Contrary to SaaS, where the technology relies on the service provider to manage risks, which means SaaSgovernance on security needs to be grounded in establishing policy and encouraging compliance with the policy, such as account creation, password maintenance, data access policies, and monitoring of activities.

On the flip side, IaaS systems can be complex because the workload can expand without limit and SaaS becomes complex because of the many providers and external applications, leaving the IT team to align all SaaSapplications into a single IT environment.

SaaS may be more difficult to control than IaaS, because applications can originate from multiple vendors with different features and abilities and different weak spots. There is also no single control on all SaaS applications, leaving some organization to use Cloud Access Security Brokers (CASB), as a governance mechanism. CASBs monitor the control point of weak spots, providing a convenient point of control for managing common policies across multiple SaaS applications – and a single point for monitoring for user activity and usage.
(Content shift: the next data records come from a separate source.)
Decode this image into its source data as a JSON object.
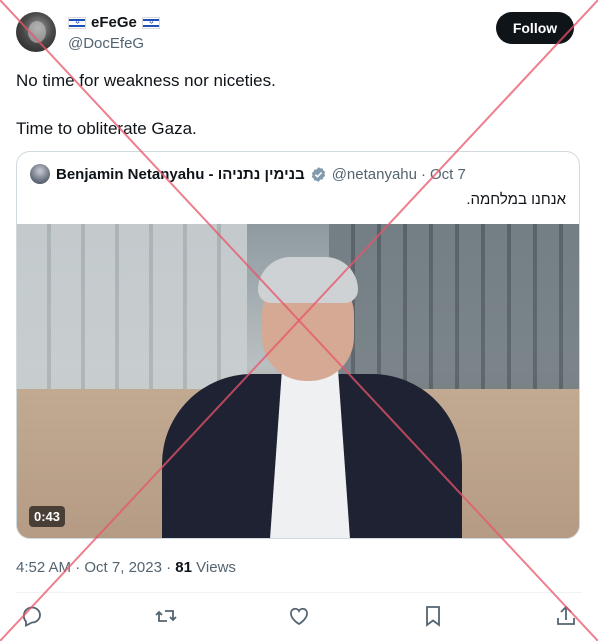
{
  "author": {
    "display_name": "eFeGe",
    "handle": "@DocEfeG",
    "flag_icon": "israel-flag-icon"
  },
  "follow_label": "Follow",
  "tweet": {
    "line1": "No time for weakness nor niceties.",
    "line2": "Time to obliterate Gaza."
  },
  "quote": {
    "name": "Benjamin Netanyahu - בנימין נתניהו",
    "handle": "@netanyahu",
    "separator": "·",
    "date": "Oct 7",
    "text": "אנחנו במלחמה.",
    "video_duration": "0:43"
  },
  "meta": {
    "time": "4:52 AM",
    "separator1": "·",
    "date": "Oct 7, 2023",
    "separator2": "·",
    "views_count": "81",
    "views_label": "Views"
  },
  "actions": {
    "icons": [
      "reply-icon",
      "retweet-icon",
      "like-icon",
      "bookmark-icon",
      "share-icon"
    ]
  },
  "colors": {
    "text": "#0f1419",
    "secondary": "#536471",
    "verified": "#829aab",
    "overlay_x": "#e8556a"
  }
}
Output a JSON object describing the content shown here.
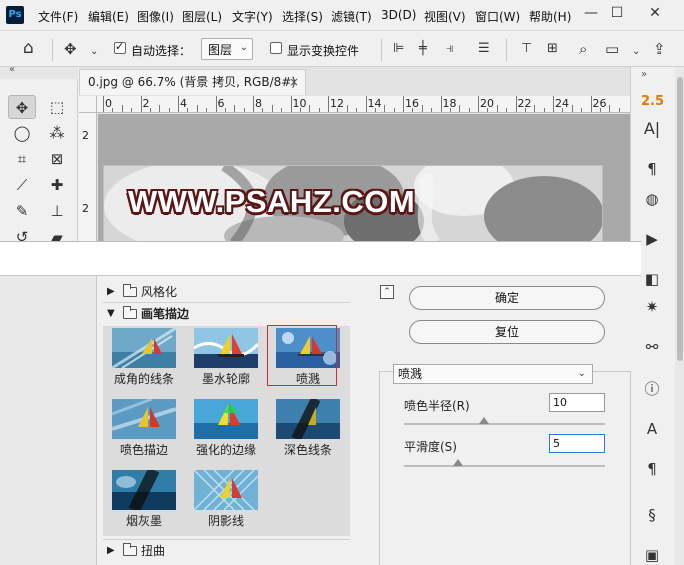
{
  "app": {
    "logo": "Ps"
  },
  "menu": [
    "文件(F)",
    "编辑(E)",
    "图像(I)",
    "图层(L)",
    "文字(Y)",
    "选择(S)",
    "滤镜(T)",
    "3D(D)",
    "视图(V)",
    "窗口(W)",
    "帮助(H)"
  ],
  "window_controls": {
    "minimize": "—",
    "maximize": "☐",
    "close": "✕"
  },
  "options_bar": {
    "auto_select_label": "自动选择：",
    "auto_select_checked": true,
    "auto_select_target": "图层",
    "show_transform_label": "显示变换控件",
    "show_transform_checked": false
  },
  "document": {
    "tab_title": "0.jpg @ 66.7% (背景 拷贝, RGB/8#) *",
    "tab_close": "×",
    "ruler_h": [
      "0",
      "2",
      "4",
      "6",
      "8",
      "10",
      "12",
      "14",
      "16",
      "18",
      "20",
      "22",
      "24",
      "26"
    ],
    "ruler_v": [
      "2",
      "2"
    ],
    "watermark": "WWW.PSAHZ.COM"
  },
  "right_panel": {
    "char_size": "2.5"
  },
  "filter_gallery": {
    "categories": [
      {
        "label": "风格化",
        "open": false
      },
      {
        "label": "画笔描边",
        "open": true
      },
      {
        "label": "扭曲",
        "open": false
      }
    ],
    "filters": [
      {
        "label": "成角的线条",
        "selected": false
      },
      {
        "label": "墨水轮廓",
        "selected": false
      },
      {
        "label": "喷溅",
        "selected": true
      },
      {
        "label": "喷色描边",
        "selected": false
      },
      {
        "label": "强化的边缘",
        "selected": false
      },
      {
        "label": "深色线条",
        "selected": false
      },
      {
        "label": "烟灰墨",
        "selected": false
      },
      {
        "label": "阴影线",
        "selected": false
      }
    ],
    "ok_label": "确定",
    "reset_label": "复位",
    "hide_toggle": "⌃",
    "current_filter": "喷溅",
    "params": [
      {
        "label": "喷色半径(R)",
        "value": "10",
        "slider_fraction": 0.4,
        "focused": false
      },
      {
        "label": "平滑度(S)",
        "value": "5",
        "slider_fraction": 0.27,
        "focused": true
      }
    ]
  },
  "colors": {
    "watermark_outline": "#5a1616",
    "selection_red": "#e0262a",
    "char_size_orange": "#e07b00"
  }
}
According to Gartner, by year-end 2018, 50% of organizations with more than 2,500 users will use a cloud access security broker (CASB) product to control SaaS usage, from less than 5% today.

Apart from CASB, when it’s time to evaluate your cloud service providers, be sure to ask these questions:
1. What are your data privacy policies?
2. How do you enforce those various policies?
3. Is security covered in your SLAs? If not, why not?
4. Is your data backed up and can it be recovered?
5. How do you segregate your data from others?
6. What kind of visibility will you have into your data logs?

Once you have ensured your cloud provider has the necessary security protocols in place, you can concentrate on using your cloud services – across your IT or other business operations, to support you in achieving your business outcomes.